Die Geschichte der Technokultur

 

Wie sind Deine Verbindungen zu Frankfurt und dem Rhein-Main-Gebiet?

Nun ja, ich bin hier geboren und aufgewachsen, meine Eltern gingen mit meinem Bruder und mir zum Jazz-Frühschoppen im Schlachthof und zu Jazz im Museum, meine frühe musikalische Sozialisation verdanke ich auch Werner Reinke, einige Jahre später stieg ich dann auf die HR3 Clubnight um.

 

Dein erster Clubbesuch in Frankfurt war…

Hmmm, also Club im eigentlichen Sinne müsste das Cooky‘s gewesen sein, dann Tallas erster Technoclub im No Name und die Music Hall in der Voltastraße.
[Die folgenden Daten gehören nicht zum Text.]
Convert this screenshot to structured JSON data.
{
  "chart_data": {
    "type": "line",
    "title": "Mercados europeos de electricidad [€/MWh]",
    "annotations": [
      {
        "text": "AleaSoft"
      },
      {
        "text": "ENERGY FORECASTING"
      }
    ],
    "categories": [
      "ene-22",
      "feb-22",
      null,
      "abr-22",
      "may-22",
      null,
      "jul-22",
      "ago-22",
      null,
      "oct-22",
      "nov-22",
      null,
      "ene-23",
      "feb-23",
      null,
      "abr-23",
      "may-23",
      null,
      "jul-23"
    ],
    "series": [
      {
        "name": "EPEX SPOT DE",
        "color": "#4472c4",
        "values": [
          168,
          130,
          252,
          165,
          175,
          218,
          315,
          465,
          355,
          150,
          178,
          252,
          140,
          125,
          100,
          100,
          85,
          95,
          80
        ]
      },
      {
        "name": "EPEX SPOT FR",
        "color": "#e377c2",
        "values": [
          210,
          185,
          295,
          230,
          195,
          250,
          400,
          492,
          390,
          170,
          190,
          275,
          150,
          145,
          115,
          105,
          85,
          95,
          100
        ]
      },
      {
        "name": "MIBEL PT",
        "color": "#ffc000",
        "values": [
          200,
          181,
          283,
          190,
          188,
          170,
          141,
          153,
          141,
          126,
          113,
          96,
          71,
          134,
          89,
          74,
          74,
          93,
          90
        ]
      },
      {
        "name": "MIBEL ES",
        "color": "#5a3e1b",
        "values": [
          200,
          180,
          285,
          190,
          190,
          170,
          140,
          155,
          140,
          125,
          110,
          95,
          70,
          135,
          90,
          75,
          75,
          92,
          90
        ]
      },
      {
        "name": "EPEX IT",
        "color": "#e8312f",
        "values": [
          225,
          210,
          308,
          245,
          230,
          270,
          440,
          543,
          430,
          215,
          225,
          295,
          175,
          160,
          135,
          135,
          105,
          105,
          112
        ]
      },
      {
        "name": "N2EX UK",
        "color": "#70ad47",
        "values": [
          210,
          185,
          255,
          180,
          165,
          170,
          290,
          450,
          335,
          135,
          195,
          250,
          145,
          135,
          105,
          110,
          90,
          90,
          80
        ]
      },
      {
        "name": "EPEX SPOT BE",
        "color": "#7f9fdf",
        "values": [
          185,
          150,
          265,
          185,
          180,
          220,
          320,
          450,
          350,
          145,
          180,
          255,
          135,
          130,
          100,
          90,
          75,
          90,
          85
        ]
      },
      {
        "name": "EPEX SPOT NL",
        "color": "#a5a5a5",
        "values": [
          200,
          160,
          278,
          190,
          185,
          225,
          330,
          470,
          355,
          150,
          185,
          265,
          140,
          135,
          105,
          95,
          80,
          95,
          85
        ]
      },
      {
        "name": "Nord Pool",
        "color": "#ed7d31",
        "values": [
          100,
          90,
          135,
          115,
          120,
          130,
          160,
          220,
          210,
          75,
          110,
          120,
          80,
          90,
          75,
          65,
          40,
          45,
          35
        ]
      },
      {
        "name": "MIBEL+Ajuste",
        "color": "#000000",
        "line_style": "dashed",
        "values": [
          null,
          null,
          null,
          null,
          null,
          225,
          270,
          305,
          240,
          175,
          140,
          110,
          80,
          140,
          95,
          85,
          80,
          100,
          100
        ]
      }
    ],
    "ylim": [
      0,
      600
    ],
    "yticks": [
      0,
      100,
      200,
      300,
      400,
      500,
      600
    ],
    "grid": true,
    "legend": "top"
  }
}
Dort habe ich unter anderem Propaganda live gesehen, die ich damals cool fand. Später wurden dann das Gray und das Omen wichtige Orte für mich.

 

Was war Deine erste gekaufte Maxi-Single?

Die erste gekaufte war sicherlich YELLO Live at the Roxy. Allerdings durfte ich über eine Bekannte meiner Eltern mal bei Werner Lohr im Hessischen Rundfunk vorbei schauen und ein ganzes Plattenfach leer räumen, denn Maxis wurden damals gar nicht archiviert. Da waren dann von Grandmaster Flash „Wheels of Steel“ über M „Pop Muzik“ bis zu Thomas Fehlmanns „Readymade“ ein ganzer Haufen Klassiker und Kuriositäten dabei. Die meisten davon habe ich noch...

 

Wie kam die Liebe zur elektronischen Musik?

Ich glaube, am Anfang war es eher Trotz. Ich konnte – abgesehen von den Beatles und Abba – mit den alten Rock-Zöpfen nicht viel anfangen und fand die Neue Deutsche Welle (DAF, Der Plan, Ideal, Palais Schaumburg) und die elektronische Musik von Depeche Mode, Cabaret Voltaire, Human League und Heaven 17 viel interessanter. Auch Hip Hop faszinierte mich. Die ersten Electro-Funk Sachen – von Man Parrish über Newcleus bis Mantronix – habe ich rauf und runter gehört. Aber auch Kraftwerk, Yello und Yellow Magic Orchestra gehörten und gehören zu meinen Favorites.

Anfang Februar erschien Dein Buch „Electronic Germany“ und worum geht es darin?

Es geht um nicht mehr und nicht weniger als die Geschichte der Technokultur im deutschsprachigen Raum, um die Musik, die Macher und die prägenden Momente dieser inzwischen bald drei Generationen übergreifenden Jugendbewegung. Es sollte aber keine reine O-Ton-Collage und auch kein nostalgischer Rückblick werden, sondern ein Rundschlag von den 1980ern bis 2018.

 

Was zeichnet Deiner Meinung nach die Technokultur in Deutschland besonders aus?

Vor allem ist Techno made in Germany sehr vielschichtig. Heimische Techno-, Electro- und House-Musiker von Westbam über Wolfgang Voigt, Ellen Allien und Monika Kruse, Sven Väth, DJ Hell, Anthony Rother, Paul van Dyk, Jam & Spoon bis hin zu Paul und Fritz Kalkbrenner oder auch Dirty Doering, Kollektiv Turmstrasse und Pantha Du Prince haben weltweit Jahrzehnte lang musikalischen Spuren gelegt, von denen vor allem die Berliner Clubszene heute als Magnet für den „Easyjet-Set“ profitiert. Am einen Ende der Skala steht die gefällig-poppige Variante elektronischer Tanzmusik, durchaus mit internationalem Anspruch à la Robin Schulz, wogegen die ambitionierten Klangsphären von Vessels und Nils Frahm auch einem Klassik-Publikum zumutbar sind. Knochenharter Minimaltechno, Electro, Trance und flockiger Deep House –geht alles heutzutage. Nicht alles gefällt allen, aber gute DJs lauschen schon mal weit über den eigenen Tellerrand.

 

Was unterscheidet Dein Buch von anderen Titeln zum Thema?

Andere Bücher beschäftigen sich mit Teilaspekten und Aussagen eines relativ kleinen Personenkreises. Die meisten Autoren legen den Schwerpunkt auf die Berliner Szene, und das ist ja auch völlig in Ordnung. „Electronic Germany“ versucht etwas ganz anderes, nämlich die Technokultur heimischer Prägung im internationalen Kontext über mehrere Jahrzehnte und „Themeninseln“ hinweg zu beschreiben und ihre nachhaltige Faszination zu erklären.